Late on Tuesday, November 14th, Wall Street history was made when the SEC declined requests from exchanges to delay the implementation of Rule 613 — or the CAT (Consolidated Audit Trail). Originally, the 20 Self-Regulatory Organizations (or SROs) were supposed to go live on November 15, 2017. These would then be followed by large Broker-Dealers in 2018, and smaller B/Ds the next year. Exchanges were required to begin feeding trading data into CAT by November 15th, but many are not completely ready to comply. Word on the Street is that many players are waiting and watching to see if the SEC will come through with a compromise to push back the date for compliance.
For sure there is a fair amount of confusion around CAT, and it is still unclear if not complying could result in fines from regulatory bodies like the SEC. In the meantime, the Financial Services Industry is still convinced that their arguments to delay the rule for one year are legitimate. Many on the Street believe that the denial of the delay is perhaps the SEC strong arming SROs to lessen their delay demands. Clarity has been hazy as the industry waits with bated breath for the outcome of this monumental event. The story unfolded like this…
Scrambling for a Plan
Well, it’s not like the SEC could ignore the 2010 Flash Crash. The Crash pummeled the stock market which experienced an unparalleled $1 Trillion loss within minutes, only to be followed by a soaring rebound that largely erased the fall. The incident shook the integrity of the market to its core. Worse yet, it took months for regulators to amass and analyze the data needed to uncover the root cause of the phenomenon. The event left the SEC scrambling for an explanation, as well as a plan to promise global markets it would never happen again. Thus Rule 613, the Consolidated Audit Trial (CAT), was born.

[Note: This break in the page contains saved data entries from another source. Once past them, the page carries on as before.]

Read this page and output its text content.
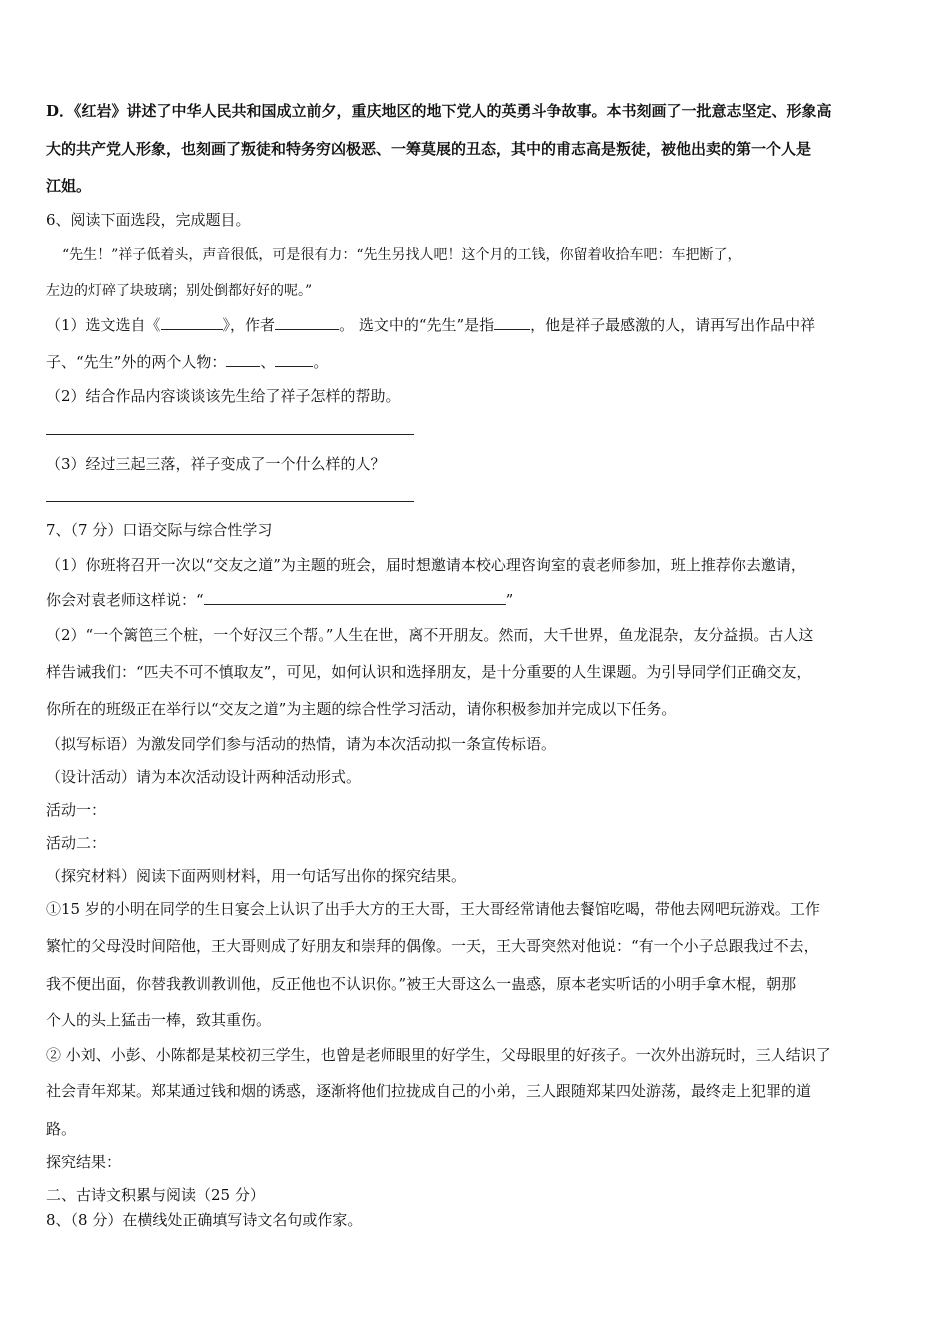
D．《红岩》讲述了中华人民共和国成立前夕，重庆地区的地下党人的英勇斗争故事。本书刻画了一批意志坚定、形象高
大的共产党人形象，也刻画了叛徒和特务穷凶极恶、一筹莫展的丑态，其中的甫志高是叛徒，被他出卖的第一个人是
江姐。
6、阅读下面选段，完成题目。
“先生！”祥子低着头，声音很低，可是很有力：“先生另找人吧！这个月的工钱，你留着收拾车吧：车把断了，
左边的灯碎了块玻璃；别处倒都好好的呢。”
（1）选文选自《	》，作者	。 选文中的“先生”是指 ，他是祥子最感激的人，请再写出作品中祥
子、“先生”外的两个人物： 、	。
（2）结合作品内容谈谈该先生给了祥子怎样的帮助。
（3）经过三起三落，祥子变成了一个什么样的人？
7、（7 分）口语交际与综合性学习
（1）你班将召开一次以“交友之道”为主题的班会，届时想邀请本校心理咨询室的袁老师参加，班上推荐你去邀请，
你会对袁老师这样说：“	”
（2）“一个篱笆三个桩，一个好汉三个帮。”人生在世，离不开朋友。然而，大千世界，鱼龙混杂，友分益损。古人这
样告诫我们：“匹夫不可不慎取友”，可见，如何认识和选择朋友，是十分重要的人生课题。为引导同学们正确交友，
你所在的班级正在举行以“交友之道”为主题的综合性学习活动，请你积极参加并完成以下任务。
（拟写标语）为激发同学们参与活动的热情，请为本次活动拟一条宣传标语。
（设计活动）请为本次活动设计两种活动形式。
活动一：
活动二：
（探究材料）阅读下面两则材料，用一句话写出你的探究结果。
①15 岁的小明在同学的生日宴会上认识了出手大方的王大哥，王大哥经常请他去餐馆吃喝，带他去网吧玩游戏。工作
繁忙的父母没时间陪他，王大哥则成了好朋友和崇拜的偶像。一天，王大哥突然对他说：“有一个小子总跟我过不去，
我不便出面，你替我教训教训他，反正他也不认识你。”被王大哥这么一蛊惑，原本老实听话的小明手拿木棍，朝那
个人的头上猛击一棒，致其重伤。
② 小刘、小彭、小陈都是某校初三学生，也曾是老师眼里的好学生，父母眼里的好孩子。一次外出游玩时，三人结识了
社会青年郑某。郑某通过钱和烟的诱惑，逐渐将他们拉拢成自己的小弟，三人跟随郑某四处游荡，最终走上犯罪的道
路。
探究结果：
二、古诗文积累与阅读（25 分）
8、（8 分）在横线处正确填写诗文名句或作家。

Rule 613 sounded like a good idea. The CAT database would process roughly 58 Billion records daily, giving regulators all the data needed to reconstruct markets and analyze the life cycle of individual trades. This new system would both allow regulators to quickly uncover the reasons for a massive price swing, as well as help identify manipulative or unlawful trading operations. As a result, the SEC would finally have the full picture of a trade lifecycle which is what they wanted. No more opaque markets too filled with trading too chaotic to decipher — just the crystalline and complete view of actions and re-actions of which regulators dream.
Beware the Breach
But the seams of this well woven plan started to come undone as the date for compliance crept closer. The first major tear began when the SEC revealed its corporate filings database, the EDGAR system, had been compromised just as consumer credit agency Equifax had been hacked. Industry participants quickly took the opportunity to suggest that the SEC should conduct a full review of its systems. Cyber-security risks, they said, were too high to rush into the implementation of the largest depository for securities trading the world has ever seen. Their view was that the dangers to markets and investors alike, posed too much of a risk to move forward with the first of the compliance deadlines.
Let’s Get Personal
And that’s not all. Many industry executives are wary of plans to include investors’ personal identifiable data, such as Social Security numbers and Dates of Birth, in reporting requirements. Exchanges complained that demanding highly sensitive personal information on every person who trades equity markets through time, is just asking too much. To address these concerns, SEC Chairman Jay Clayton said his agency was conducting a review to make sure the agency wasn’t collecting unnecessary personal information. He attempted to calm the crowd by insisting the SEC will not retrieve sensitive information from the CAT unless “we believe appropriate protections are in place,” Clayton said, “and unless the information was needed for our mission”.
Funding the Unfathomable
Funding of the project has also caused turmoil. Financial participants including broker-dealers and the exchanges have complained about the fees they are required to pay to cover the cost of CAT. Plagued by disagreement, the actual implementation of Rule 613 started to seem more and more remote — but no such luck. Although Stock Exchanges and industry participants implored the SEC to delay the roll out of the new system, based on the initial response from the SEC it seems to have been in vain. Regulators may have felt a further delay of the program, which is already approaching eight years in the making, would add to wavering confidence in the SEC, as well as in the project.
While the current market situation is causing uncertainty, CAT is currently upon us. The trick now is for Financial Services firms to find a way to make lemonade out of regulatory lemons. Could CAT actually be a good thing for the industry at large? It’s time for participants to ponder the pros of CAT.